MUSIC

Lovely Difficult, (Sterns Music), the fourth album from Havana-born, Cape Verde-raised Mayra Andrade is more the first than the second adjective of its title. Singing in English, Cape Verdean, Portuguese and French, Andrade has produced a breezy collection of sophisticated chanson infused by Cape Verdean funana and batuque styles. Chilean singer Soledad Vélez’s second album, Run with Wolves (Absolute Beginners) uses instruments that span standard Western rock band items to Latin percussion and charangos (tiny guitars). Powerful in a PJ Harvey way, it’s addictive.


BOOKS

Books on capitalism are all the rage. In his Seventeen Contradictions and the End of Capitalism (Profile Books), radical geographer David Harvey argues that destructive tensions within capitalism are inherent to it and therefore can only be dealt with by replacing it. Whatever you make of his conclusions, Harvey’s critique is powerful and rich with insight.

The book that has taken the mainstream by storm is French economist Thomas Piketty’s Capital in the 21st Century (Harvard University Press), provoking rightwing commentators to dub him ‘a neo-Marxist’. Regular readers of this magazine may find little new in Piketty’s analysis (that capitalism is unfair, inequality is growing and classical orthodox economics serves us ill). But he has managed to establish historical evidence as firmly as it’s ever likely to be, and his capacity to get his message out to massive audience is impressive. Meanwhile, our own Richard Swift goes beyond critique to solutions in SOS: Alternatives to Capitalism (New Internationalist). He pilots us thoughtfully through the credible alternatives and goes the extra mile to consider how one in particular, degrowth, might actually work. ‘SOS’ comes from his conviction that the survival of humanity depends on our finding a replacement for capitalism.
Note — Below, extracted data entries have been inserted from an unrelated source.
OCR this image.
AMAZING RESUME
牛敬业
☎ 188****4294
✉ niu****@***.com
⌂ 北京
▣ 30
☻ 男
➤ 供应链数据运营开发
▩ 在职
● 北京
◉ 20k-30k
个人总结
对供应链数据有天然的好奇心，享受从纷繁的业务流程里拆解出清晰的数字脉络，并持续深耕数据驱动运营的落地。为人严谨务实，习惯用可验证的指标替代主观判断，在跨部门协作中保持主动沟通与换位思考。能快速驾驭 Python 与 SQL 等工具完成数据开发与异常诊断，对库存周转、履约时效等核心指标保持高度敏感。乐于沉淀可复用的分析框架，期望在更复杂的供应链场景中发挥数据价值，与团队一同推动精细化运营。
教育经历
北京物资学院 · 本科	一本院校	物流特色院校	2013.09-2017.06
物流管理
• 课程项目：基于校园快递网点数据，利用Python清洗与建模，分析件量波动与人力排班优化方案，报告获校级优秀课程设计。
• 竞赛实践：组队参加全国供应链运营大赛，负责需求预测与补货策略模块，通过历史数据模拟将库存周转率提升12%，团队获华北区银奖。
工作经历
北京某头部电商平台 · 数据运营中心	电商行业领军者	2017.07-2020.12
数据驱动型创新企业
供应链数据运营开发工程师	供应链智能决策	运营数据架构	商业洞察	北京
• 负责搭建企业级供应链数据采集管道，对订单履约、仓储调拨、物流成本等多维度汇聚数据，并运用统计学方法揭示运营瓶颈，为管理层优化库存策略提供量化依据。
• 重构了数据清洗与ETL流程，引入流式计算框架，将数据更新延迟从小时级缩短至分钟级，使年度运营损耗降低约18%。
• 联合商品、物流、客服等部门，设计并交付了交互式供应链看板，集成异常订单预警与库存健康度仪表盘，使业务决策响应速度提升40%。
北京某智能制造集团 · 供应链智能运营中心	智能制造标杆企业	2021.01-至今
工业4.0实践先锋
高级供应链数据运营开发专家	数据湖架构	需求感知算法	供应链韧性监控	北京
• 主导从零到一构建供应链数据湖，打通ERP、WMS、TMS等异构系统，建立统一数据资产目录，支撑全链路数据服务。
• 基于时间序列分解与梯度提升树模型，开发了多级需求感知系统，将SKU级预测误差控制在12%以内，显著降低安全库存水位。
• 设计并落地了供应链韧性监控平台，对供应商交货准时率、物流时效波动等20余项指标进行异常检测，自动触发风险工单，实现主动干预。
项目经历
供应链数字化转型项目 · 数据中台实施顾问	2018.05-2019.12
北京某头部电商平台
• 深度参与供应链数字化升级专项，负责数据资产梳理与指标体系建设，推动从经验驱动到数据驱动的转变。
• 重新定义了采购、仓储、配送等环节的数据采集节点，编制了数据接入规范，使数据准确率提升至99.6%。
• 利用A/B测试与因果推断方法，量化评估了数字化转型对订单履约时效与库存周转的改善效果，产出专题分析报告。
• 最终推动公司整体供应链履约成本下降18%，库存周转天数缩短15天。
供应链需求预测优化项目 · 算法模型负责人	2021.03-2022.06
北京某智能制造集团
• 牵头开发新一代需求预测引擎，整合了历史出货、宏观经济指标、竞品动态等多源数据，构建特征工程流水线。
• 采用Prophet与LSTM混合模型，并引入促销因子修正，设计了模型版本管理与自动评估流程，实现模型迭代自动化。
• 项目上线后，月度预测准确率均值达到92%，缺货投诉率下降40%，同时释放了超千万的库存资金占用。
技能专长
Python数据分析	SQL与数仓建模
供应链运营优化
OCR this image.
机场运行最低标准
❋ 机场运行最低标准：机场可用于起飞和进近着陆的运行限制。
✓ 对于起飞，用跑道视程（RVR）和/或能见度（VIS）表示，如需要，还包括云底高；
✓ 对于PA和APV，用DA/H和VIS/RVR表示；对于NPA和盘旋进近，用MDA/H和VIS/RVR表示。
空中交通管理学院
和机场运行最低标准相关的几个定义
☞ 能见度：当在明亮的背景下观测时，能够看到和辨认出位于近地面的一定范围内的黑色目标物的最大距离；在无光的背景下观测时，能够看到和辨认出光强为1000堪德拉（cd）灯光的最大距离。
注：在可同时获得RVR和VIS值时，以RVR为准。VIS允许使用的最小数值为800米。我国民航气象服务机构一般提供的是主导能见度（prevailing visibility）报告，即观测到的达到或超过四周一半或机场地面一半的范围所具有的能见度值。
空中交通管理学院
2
Singaporean insecurities in Ilo Ilo.
Singaporean insecurities in Ilo Ilo.

FILM

When I Saw You, Annemarie Jacir’s gentle, yearning and often rather beautiful film, follows a spirited Palestinian boy who, marooned with his mother in a Jordanian refugee camp after the Six Day War, sets off to return home and find his father.

Anthony Chen’s Ilo Ilo is riveting as it follows the economic and emotional insecurities of a status-conscious lower middle-class family and their Filipina maid during Singapore’s economic crash of the late 1990s.

Pantani, a doc about the revered Italian road cyclist and unbeatable climber, reveals the institutional and economic pressures on cyclists, and the man’s descent into depression and early death after a ban for blood doping.

Blu-ray and dvd: To see how power protects itself, watch Francesco Rossi’s hard-hitting, dynamically shot classic Le Mani Sulla Città (Hands Over The City). Canny business interests and corrupt officials ride out a building collapse in a 1960s Naples slum and make mega bucks from property development.